2021-2022 Truman Readers Award Finalists (PDF)
The Truman Readers Award honors a book that is selected by Missouri junior high students. To be eligible to vote, students must read at least four of the finalists. Voting will occur at participating schools early next spring. While the winner won’t be announced until April 2022, this is a great list of summer reads for students in grades sixth through eighth.
“The Line Tender” by Kate Allen
Lucy Everhart is the daughter of a rescue-diver father; her marine biologist mother died suddenly when Lucy was only seven. She is spending the summer before eighth grade with her best friend, Fred, when locals and experts alike are shocked by a dead great white shark washing up in their small coastal town.
“Verify” by Joelle Charbonneau
When Meri Beckley looks at the peaceful Chicago streets, she feels pride in the era of unprecedented hope and prosperity. But when her mother is killed, Meri suddenly has questions that no one else seems to be asking.
“The Crossover (Graphic Novel)” by Kwame Alexander, illustrated by Dawud Anyabwile
Twin brothers Josh and Jordan, sons of a basketball legend, rule the court, especially when they cooperate. But when the two find themselves growing further apart, as hormones increase and a girl enters the picture, life on and off the court falls into chaos.
“The Remarkable Journey of Coyote Sunrise” by Dan Gemeinhart
For the past five years, 12-year-old Coyote Sunrise and her father, Rodeo, have traveled all over the U.S. Once upon a time, they lived in Washington state, but when her mother and two sisters died in an automobile accident her father, changed their names and took off, determined to put painful memories behind them.
“The Unteachables” by Gordon Korman
Teacher Zachary Kermit has been haunted by scandal for the last 27 years . So when he is assigned a class of students with behavior issues and learning difficulties, he is unfazed, only a year away from retirement. But when Mr. Kermit unexpectedly stands up for one of his students, the kids notice.
“It’s the End of the World as I Know It” by Matthew Landis
Ever since his mother was killed in the line of duty in Iraq, Derrick has been convinced that the apocalypse is coming. When his next-door neighbor, Misty, reappears after a long bout with a rare kidney disease, confusion settles in like a low-grade fever.
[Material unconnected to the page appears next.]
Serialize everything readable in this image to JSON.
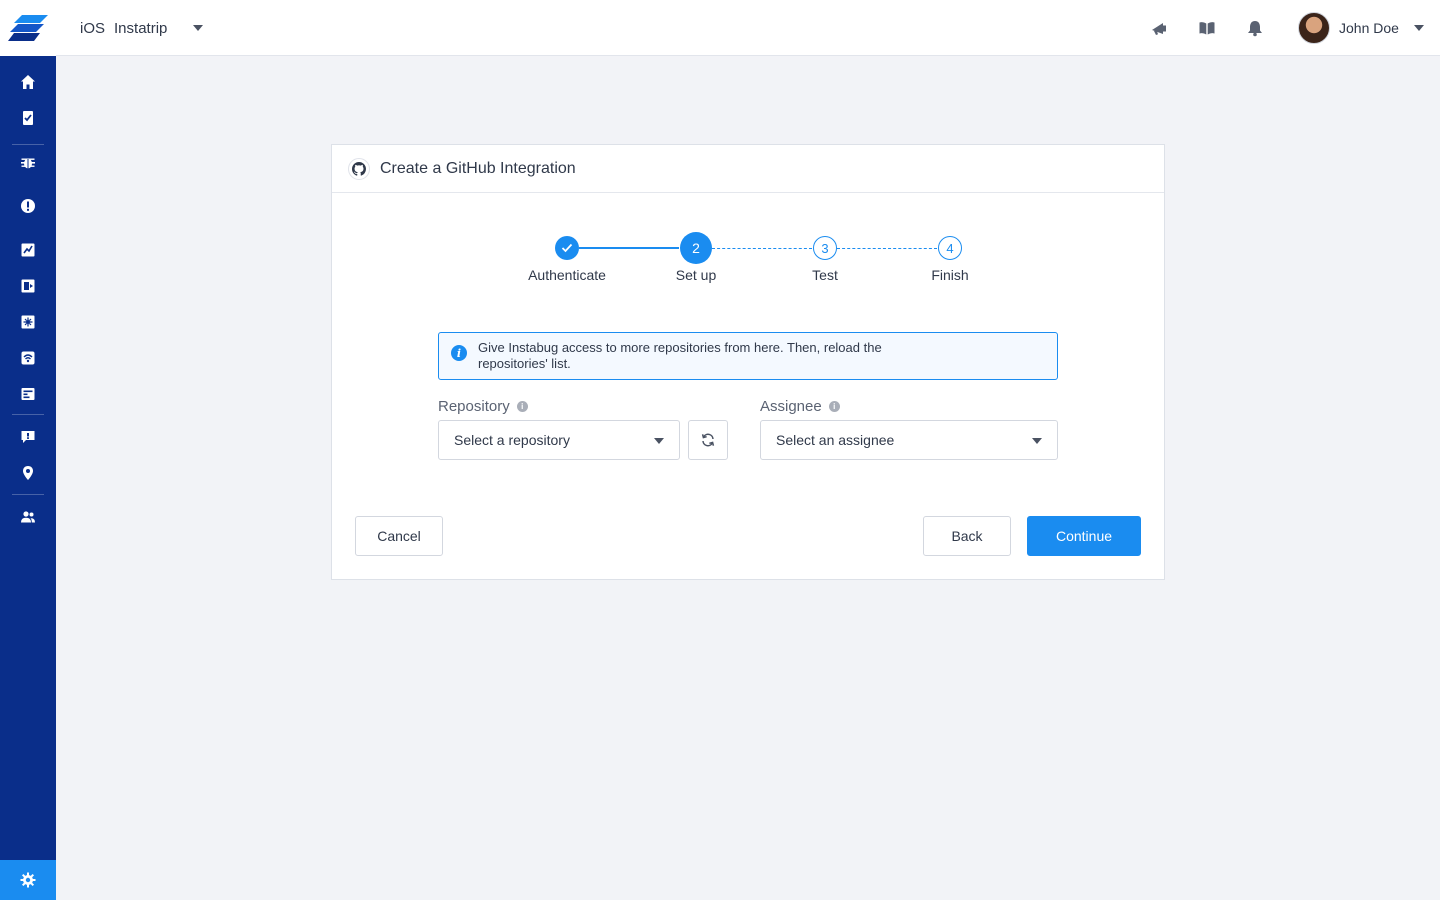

“The Bone Houses” by Emily Lloyd-Jones
Ever since the dead have started coming back to life, gravedigger Ryn has been out of work. Desperate to clear her family’s debts to a greedy landlord, Ryn connects with Ellis, a lost mapmaker, who will pay her to guide him into the mountains.
“Free Lunch” by Rex Ogle
Recounting his childhood experiences in sixth grade, Rex Ogle’s memoir chronicles the punishing consequences of poverty and violence on himself and his family.
“Right as Rain” by Lindsey Stoddard
Following the death of her brother, 10-year-old Rain and her family leave Vermont for New York City. Rain struggles to adjust to life in a big city, but eventually bonds with her new neighbor.
“Tiger Queen” by Annie Sullivan
Sixteen-year-old Princess Kateri’s desert kingdom is suffering from a drought, and the king is having to ration their water, which is also being stolen by a rebel gang. Kateri longs to help her people, but first she must fight through the arena and prove her right to rule.
“Other Words for Home” by Jasmine Warga
Sent to live with a relative in Cincinnati after civil war comes to Syria, Jude worries for the family members who were left behind as she adjusts to a new life.
“Genesis Begins Again” by Alicia D. Williams
Thirteen-year-old Genesis has a turbulent home life, and when her father moves their Black family to an upscale, mostly-white suburb, she has to find her footing in a new environment.